Self-assembly of quasicrystals under cyclic shear
Raphaël Maire, Andrea Plati, Frank Smallenburg, Giuseppe Foffi
TL;DR
This work tackles the challenge of self-assembling complex quasicrystalline order by using cyclic shear as a non-thermal driving mechanism. It employs a two-dimensional model with a smoothed square-shoulder potential and analyzes both athermal quasi-static cycles and finite-rate driving, quantifying structure with bond-orientational order parameters $q_\ell$ and $Q_\ell$ and by tiling to identify dodecagonal order. The main findings show that a shear-stabilised dodecagonal quasicrystal can emerge even when the zero-temperature equilibrium favours square–hexagonal coexistence, with the strongest order near the yielding amplitude $\gamma_{\text{yield}}$ and rapid, annealing-free self-assembly; however, the global orientational order is only quasi-long-range and limited by system-size shear bands, even under finite-rate driving. Overall, cyclic shear is demonstrated as an effective route to complex non-trivial structures, with implications for material design and non-equilibrium statistical physics, while prompting further study of defect topology, phason strain, and extension to three dimensions.
Abstract
We investigate the self-assembly of two-dimensional dodecagonal quasicrystals driven by cyclic shear, effectively replacing thermal fluctuations with plastic rearrangements. Using particles interacting via a smoothed square-shoulder potential, we demonstrate that cyclic shearing drives initially random configurations into ordered quasicrystalline states.
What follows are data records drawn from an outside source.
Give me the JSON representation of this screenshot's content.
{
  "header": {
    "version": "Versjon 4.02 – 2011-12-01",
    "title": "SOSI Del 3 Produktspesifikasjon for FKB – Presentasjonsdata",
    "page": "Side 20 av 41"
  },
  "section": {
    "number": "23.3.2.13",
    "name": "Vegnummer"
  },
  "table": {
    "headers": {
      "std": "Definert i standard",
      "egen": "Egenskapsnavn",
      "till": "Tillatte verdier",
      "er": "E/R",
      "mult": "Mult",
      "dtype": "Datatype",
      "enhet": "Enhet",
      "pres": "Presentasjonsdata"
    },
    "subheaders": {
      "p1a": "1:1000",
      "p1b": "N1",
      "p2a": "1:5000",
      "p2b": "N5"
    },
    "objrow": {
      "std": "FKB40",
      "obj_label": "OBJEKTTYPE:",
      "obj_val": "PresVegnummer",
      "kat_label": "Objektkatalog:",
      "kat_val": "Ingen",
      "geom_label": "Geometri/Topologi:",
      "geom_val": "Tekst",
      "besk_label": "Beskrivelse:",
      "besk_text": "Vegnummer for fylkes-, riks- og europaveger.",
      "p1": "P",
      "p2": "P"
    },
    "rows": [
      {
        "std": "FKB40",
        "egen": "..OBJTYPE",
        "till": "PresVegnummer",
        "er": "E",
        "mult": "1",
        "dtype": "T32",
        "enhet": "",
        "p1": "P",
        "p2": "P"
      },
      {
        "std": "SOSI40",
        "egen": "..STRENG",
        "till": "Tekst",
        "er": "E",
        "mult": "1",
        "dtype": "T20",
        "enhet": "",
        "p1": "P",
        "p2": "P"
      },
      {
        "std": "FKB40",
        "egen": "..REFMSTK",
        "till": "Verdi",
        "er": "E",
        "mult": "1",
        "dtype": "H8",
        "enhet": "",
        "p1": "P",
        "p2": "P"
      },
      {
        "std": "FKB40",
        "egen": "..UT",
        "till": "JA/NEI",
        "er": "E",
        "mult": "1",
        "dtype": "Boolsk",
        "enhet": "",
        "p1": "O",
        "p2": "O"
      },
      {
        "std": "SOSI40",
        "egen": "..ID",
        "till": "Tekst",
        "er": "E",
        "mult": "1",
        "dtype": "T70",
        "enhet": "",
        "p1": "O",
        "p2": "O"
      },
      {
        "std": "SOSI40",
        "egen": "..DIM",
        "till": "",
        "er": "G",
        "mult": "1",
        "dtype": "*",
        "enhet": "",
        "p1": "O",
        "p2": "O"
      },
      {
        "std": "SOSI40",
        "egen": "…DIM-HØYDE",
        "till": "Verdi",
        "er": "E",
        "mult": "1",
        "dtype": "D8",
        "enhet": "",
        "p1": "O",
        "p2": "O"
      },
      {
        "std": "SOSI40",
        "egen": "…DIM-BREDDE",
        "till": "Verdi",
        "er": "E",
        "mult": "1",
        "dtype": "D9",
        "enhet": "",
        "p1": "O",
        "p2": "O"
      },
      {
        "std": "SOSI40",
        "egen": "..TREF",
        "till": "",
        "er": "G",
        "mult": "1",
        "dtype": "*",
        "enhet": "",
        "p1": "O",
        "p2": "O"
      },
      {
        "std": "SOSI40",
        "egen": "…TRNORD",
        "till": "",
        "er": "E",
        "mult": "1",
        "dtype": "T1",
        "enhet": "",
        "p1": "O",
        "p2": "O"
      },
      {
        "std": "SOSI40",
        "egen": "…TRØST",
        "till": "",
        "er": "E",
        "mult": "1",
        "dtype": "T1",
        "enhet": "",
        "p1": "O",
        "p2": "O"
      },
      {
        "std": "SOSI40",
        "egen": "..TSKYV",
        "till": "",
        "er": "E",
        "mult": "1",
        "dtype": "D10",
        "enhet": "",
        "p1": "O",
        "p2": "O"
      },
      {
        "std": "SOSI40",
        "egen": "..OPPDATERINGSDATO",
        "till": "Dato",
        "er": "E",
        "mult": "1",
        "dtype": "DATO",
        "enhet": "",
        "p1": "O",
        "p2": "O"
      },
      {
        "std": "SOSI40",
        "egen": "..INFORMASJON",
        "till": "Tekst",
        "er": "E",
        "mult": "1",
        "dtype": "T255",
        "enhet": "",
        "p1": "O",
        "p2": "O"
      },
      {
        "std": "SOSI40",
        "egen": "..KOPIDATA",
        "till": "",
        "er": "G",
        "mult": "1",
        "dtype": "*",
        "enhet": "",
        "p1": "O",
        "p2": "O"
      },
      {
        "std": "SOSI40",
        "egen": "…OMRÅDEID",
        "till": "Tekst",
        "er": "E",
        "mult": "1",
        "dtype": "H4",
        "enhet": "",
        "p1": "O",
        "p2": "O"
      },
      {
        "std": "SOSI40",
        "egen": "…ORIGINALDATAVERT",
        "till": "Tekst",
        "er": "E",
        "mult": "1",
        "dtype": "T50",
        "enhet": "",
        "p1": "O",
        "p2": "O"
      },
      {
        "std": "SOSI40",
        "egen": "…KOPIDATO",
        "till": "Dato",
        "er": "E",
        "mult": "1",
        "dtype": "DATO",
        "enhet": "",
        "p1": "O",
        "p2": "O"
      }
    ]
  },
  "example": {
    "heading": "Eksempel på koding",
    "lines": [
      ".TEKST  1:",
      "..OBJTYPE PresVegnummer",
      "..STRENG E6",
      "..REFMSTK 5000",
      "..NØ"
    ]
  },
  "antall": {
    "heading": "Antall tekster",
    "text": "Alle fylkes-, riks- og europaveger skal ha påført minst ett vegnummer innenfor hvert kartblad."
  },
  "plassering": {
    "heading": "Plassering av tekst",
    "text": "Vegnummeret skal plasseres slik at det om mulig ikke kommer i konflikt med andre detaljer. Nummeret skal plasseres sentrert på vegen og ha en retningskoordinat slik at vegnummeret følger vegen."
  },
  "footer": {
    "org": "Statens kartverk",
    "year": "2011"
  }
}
The resulting non-equilibrium phase diagram qualitatively mirrors that of thermal equilibrium, exhibiting square, quasicrystalline, and hexagonal phases, as well as phase coexistence. Remarkably, the shear-stabilised quasicrystal appears even where the zero-temperature equilibrium ground state favours square-hexagonal coexistence, suggesting that mechanical driving can stabilise quasicrystalline order in a way analogous to entropic effects in thermal systems. The structural quality of the self-assembled state is maximised near the yielding transition, even though the dynamics are slowest there. Yet, the system still quickly forms monodomain quasicrystals without any complex annealing protocols, unlike at equilibrium, where thermal annealing would be required. Finite-size scaling analysis reveals that global orientational order decays slowly with system size, indicative of quasi-long-range order comparable to equilibrium hexatic phases. Overall, our results establish cyclic shear as an efficient pathway for the self-assembly of complex structures.